Cet équilibre a été rompu, sous les coups de butoir du climat que nous connaissons depuis bientôt 10 ans. Les solutions traditionnelles de l’assurance doivent être mobilisées, tarif, prévention, mais à l’échelle nationale et de manière pérenne. Un des grands défis à anticiper est en effet l’inflation d’évènements climatiques extrêmes qui s’ajoutera durablement à celle, monétaire, des réparations et à l’accumulation de valeur des biens et activités assurées.

 

Qu’ils soient le fruit de parlementaires (Christine Lavarde en février 2023, Vincent Ledoux en octobre dernier) ou de magistrats (Cour des comptes en février 2022), les rapports sur le risque RGA (retrait-gonflement des argiles) se succèdent sans être véritablement suivis d’effets. Avez-vous un avis à ce sujet ? 

 

Le RGA a sans doute déjà pris la première place en termes de charge annuelle moyenne de tous les périls couverts par le régime Cat Nat. Il représente donc un enjeu financier très important qui rend toute modification sensible. Il me semble que la loi Baudu et la circulaire 3DS sont des avancées bien réelles. Reste à préserver l’équilibre financier du régime en lien avec ces élargissements d’indemnisation. Cela semble accessible. En parallèle, les investissements de recherche sur les mesures horizontales de prévention sont prometteurs et à intensifier. 

 

Vous présidez l’ONG les Ateliers du Futur. Quelle est la mission de l’organisation et quelles actions mène-t-elle ?  


Notre ONG agit pour le Climat. Elle se focalise sur les entreprises qui nous paraissent les seules à disposer de 3 leviers essentiels pour réussir la décarbonation des activités humaines dans les 25 ans à venir : le Pouvoir Faire grâce à leurs moyens financiers ; le Savoir Faire grâce aux technologies vertes qu’elles développent et, dans une certaine mesure, le Vouloir Faire grâce à leur engagement. Il faut ici rappeler les limites, évoquées plus haut, dues à la concurrence entre le court et le long terme. 


Nous agissons donc pour les inciter à adopter les stratégies de décarbonation les plus ambitieuses, les plus efficaces et les plus rapides possibles.

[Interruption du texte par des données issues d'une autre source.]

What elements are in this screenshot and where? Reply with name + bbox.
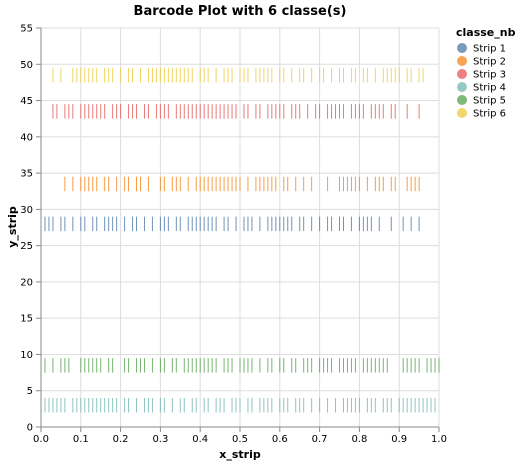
plot-marks [40,67,440,413]
legend-swatch [457,95,467,105]
legend-swatch [457,82,467,92]
y-tick-label: 35 [20,169,33,180]
x-tick-label: 0.5 [232,434,248,445]
y-tick-label: 40 [20,132,33,143]
legend-swatch [457,43,467,53]
legend-item: Strip 3 [457,69,506,81]
axes: 0.0 0.1 0.2 0.3 0.4 0.5 0.6 0.7 0.8 0.9 1.0 0 5 10 15 2… [20,24,447,446]
y-tick-label: 50 [20,60,33,71]
series-strip-2 [64,176,420,192]
y-tick-label: 15 [20,314,33,325]
series-strip-4 [40,397,436,413]
x-axis-title: x_strip [219,448,261,461]
y-tick-label: 5 [27,386,33,397]
y-tick-label: 0 [27,423,33,434]
y-axis-title: y_strip [6,206,19,248]
legend-swatch [457,108,467,118]
series-strip-5 [40,358,440,373]
x-tick-label: 0.7 [312,434,328,445]
x-tick-label: 0.2 [113,434,129,445]
legend-item: Strip 5 [457,95,506,107]
x-tick-label: 0.4 [192,434,208,445]
legend-swatch [457,69,467,79]
legend-item: Strip 6 [457,108,506,120]
legend-title: classe_nb [456,26,516,39]
legend-label: Strip 1 [473,44,506,55]
legend-label: Strip 4 [473,83,506,94]
x-tick-label: 0.9 [391,434,407,445]
x-tick-label: 0.6 [272,434,288,445]
legend-swatch [457,56,467,66]
x-tick-label: 1.0 [431,434,447,445]
x-tick-label: 0.0 [33,434,49,445]
y-tick-label: 45 [20,96,33,107]
legend-label: Strip 6 [473,109,506,120]
y-tick-label: 10 [20,350,33,361]
series-strip-6 [40,67,424,83]
y-tick-label: 55 [20,24,33,35]
legend-item: Strip 2 [457,56,506,68]
series-strip-1 [44,216,420,232]
legend-label: Strip 3 [473,70,506,81]
x-tick-label: 0.8 [351,434,367,445]
legend-item: Strip 4 [457,82,506,94]
series-strip-3 [52,104,420,119]
y-tick-label: 30 [20,205,33,216]
x-tick-label: 0.1 [73,434,89,445]
legend-item: Strip 1 [457,43,506,55]
y-tick-label: 20 [20,277,33,288]
legend: classe_nb Strip 1 Strip 2 Strip 3 Strip 4 St… [456,26,516,120]
legend-label: Strip 5 [473,96,506,107]
chart-title: Barcode Plot with 6 classe(s) [134,4,347,19]
y-tick-label: 25 [20,241,33,252]
x-tick-label: 0.3 [152,434,168,445]
legend-label: Strip 2 [473,57,506,68]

Notre équipe, exclusivement composée de dirigeants de tous les secteurs, utilise 3 leviers essentiels : la sensibilisation des comités de direction, conseils d’administration et encadrements supérieurs ; la réputation, à travers le « concours de beauté » que constitue notre Palmarès des Trajectoires Climat du CAC 40 ; et la réglementation, en interagissant par exemple avec la Fondation IFRS et l’EFRAG sur le reporting extra-financier, la Commission Européenne et l’UNFCC sur les autres normes.


Nous participons par exemple aux COP et autres temps forts des Parties à l’Accord de Paris en qualité d’Observer Organisation reconnue par l’UNFCC.